Nynaeve remua les orteils dans les bottes ; elles étaient un peu étroites. La robe la serrait aussi à hauteur de la poitrine et était trop large ailleurs. L’ourlet touchait presque le sol, plus bas que ceux des sul’dams, mais la robe serait allée encore plus mal aux autres. Nynaeve ramassa d’un geste vif le bracelet, respira à fond et le referma autour de son poignet gauche. Les extrémités s’emboîtèrent et il parut être d’une seule pièce comme un anneau. Il ne donnait pas l’impression d’être autre chose qu’un bracelet. Elle avait redouté le contraire.

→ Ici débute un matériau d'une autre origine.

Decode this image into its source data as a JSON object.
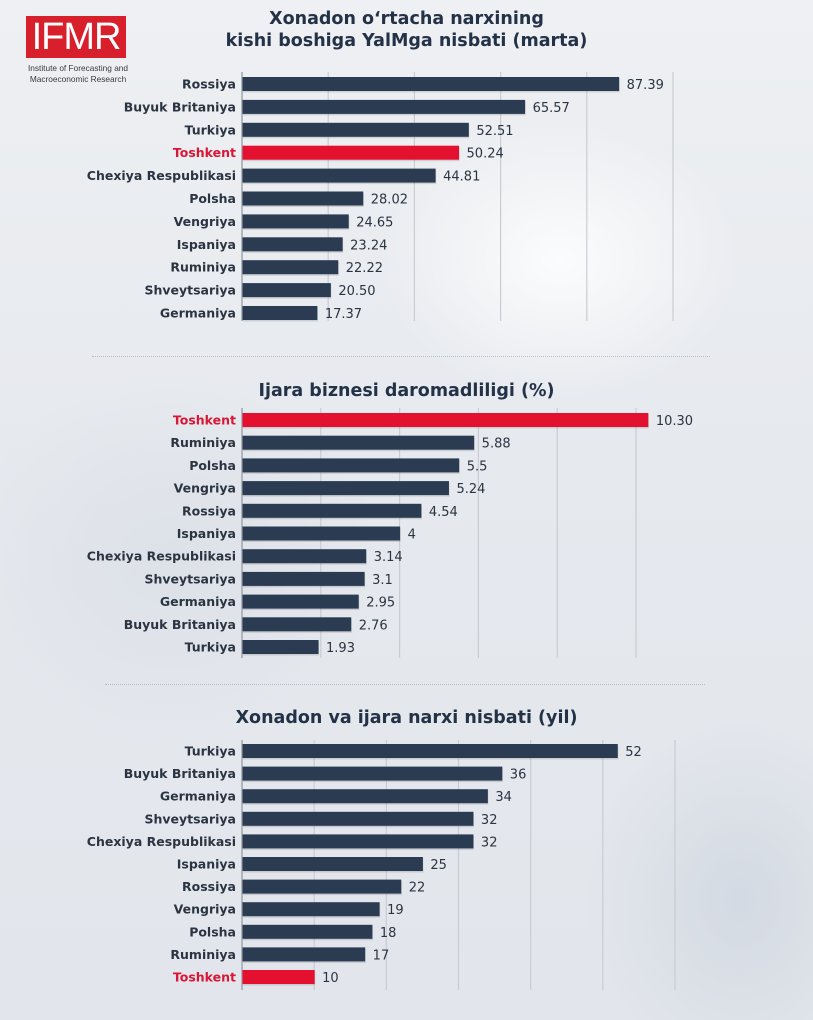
{
  "logo": {
    "mark": "IFMR",
    "subtitle_line1": "Institute of Forecasting and",
    "subtitle_line2": "Macroeconomic Research",
    "brand_color": "#d7202b"
  },
  "colors": {
    "bar_default": "#2a3b52",
    "bar_highlight": "#e4102f",
    "label_default": "#2b3442",
    "label_highlight": "#d91636",
    "gridline": "#c9cdd3"
  },
  "chart_data": [
    {
      "type": "bar",
      "orientation": "horizontal",
      "title_line1": "Xonadon o‘rtacha narxining",
      "title_line2": "kishi boshiga YalMga nisbati (marta)",
      "categories": [
        "Rossiya",
        "Buyuk Britaniya",
        "Turkiya",
        "Toshkent",
        "Chexiya Respublikasi",
        "Polsha",
        "Vengriya",
        "Ispaniya",
        "Ruminiya",
        "Shveytsariya",
        "Germaniya"
      ],
      "values": [
        87.39,
        65.57,
        52.51,
        50.24,
        44.81,
        28.02,
        24.65,
        23.24,
        22.22,
        20.5,
        17.37
      ],
      "value_labels": [
        "87.39",
        "65.57",
        "52.51",
        "50.24",
        "44.81",
        "28.02",
        "24.65",
        "23.24",
        "22.22",
        "20.50",
        "17.37"
      ],
      "highlight": "Toshkent",
      "xlim": [
        0,
        100
      ],
      "gridlines": [
        20,
        40,
        60,
        80,
        100
      ],
      "grid": true,
      "xlabel": "",
      "ylabel": ""
    },
    {
      "type": "bar",
      "orientation": "horizontal",
      "title_line1": "Ijara biznesi daromadliligi (%)",
      "title_line2": "",
      "categories": [
        "Toshkent",
        "Ruminiya",
        "Polsha",
        "Vengriya",
        "Rossiya",
        "Ispaniya",
        "Chexiya Respublikasi",
        "Shveytsariya",
        "Germaniya",
        "Buyuk Britaniya",
        "Turkiya"
      ],
      "values": [
        10.3,
        5.88,
        5.5,
        5.24,
        4.54,
        4,
        3.14,
        3.1,
        2.95,
        2.76,
        1.93
      ],
      "value_labels": [
        "10.30",
        "5.88",
        "5.5",
        "5.24",
        "4.54",
        "4",
        "3.14",
        "3.1",
        "2.95",
        "2.76",
        "1.93"
      ],
      "highlight": "Toshkent",
      "xlim": [
        0,
        10
      ],
      "gridlines": [
        2,
        4,
        6,
        8,
        10
      ],
      "grid": true,
      "xlabel": "",
      "ylabel": ""
    },
    {
      "type": "bar",
      "orientation": "horizontal",
      "title_line1": "Xonadon va ijara narxi nisbati (yil)",
      "title_line2": "",
      "categories": [
        "Turkiya",
        "Buyuk Britaniya",
        "Germaniya",
        "Shveytsariya",
        "Chexiya Respublikasi",
        "Ispaniya",
        "Rossiya",
        "Vengriya",
        "Polsha",
        "Ruminiya",
        "Toshkent"
      ],
      "values": [
        52,
        36,
        34,
        32,
        32,
        25,
        22,
        19,
        18,
        17,
        10
      ],
      "value_labels": [
        "52",
        "36",
        "34",
        "32",
        "32",
        "25",
        "22",
        "19",
        "18",
        "17",
        "10"
      ],
      "highlight": "Toshkent",
      "xlim": [
        0,
        60
      ],
      "gridlines": [
        10,
        20,
        30,
        40,
        50,
        60
      ],
      "grid": true,
      "xlabel": "",
      "ylabel": ""
    }
  ]
}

« Mettez la robe, Élayne. » Elles avaient teint deux robes – une à elle, une à Élayne – dans le gris de celles des damanes, ou en tout cas du gris le plus approchant possible, et les avaient cachées là. Élayne n’esquissa aucun mouvement, à part se passer la langue sur les lèvres en regardant le collier ouvert. « Élayne, c’est à vous de la mettre. Il y en a trop qui ont vu Min pour qu’elle s’en charge. Je l’aurais bien portée moi-même si cette robe-ci avait été à vos mesures. » Elle se dit qu’elle serait devenue folle si elle avait dû avoir ce collier autour du cou, c’est pourquoi elle était incapable de parler maintenant à Élayne sur un ton impératif.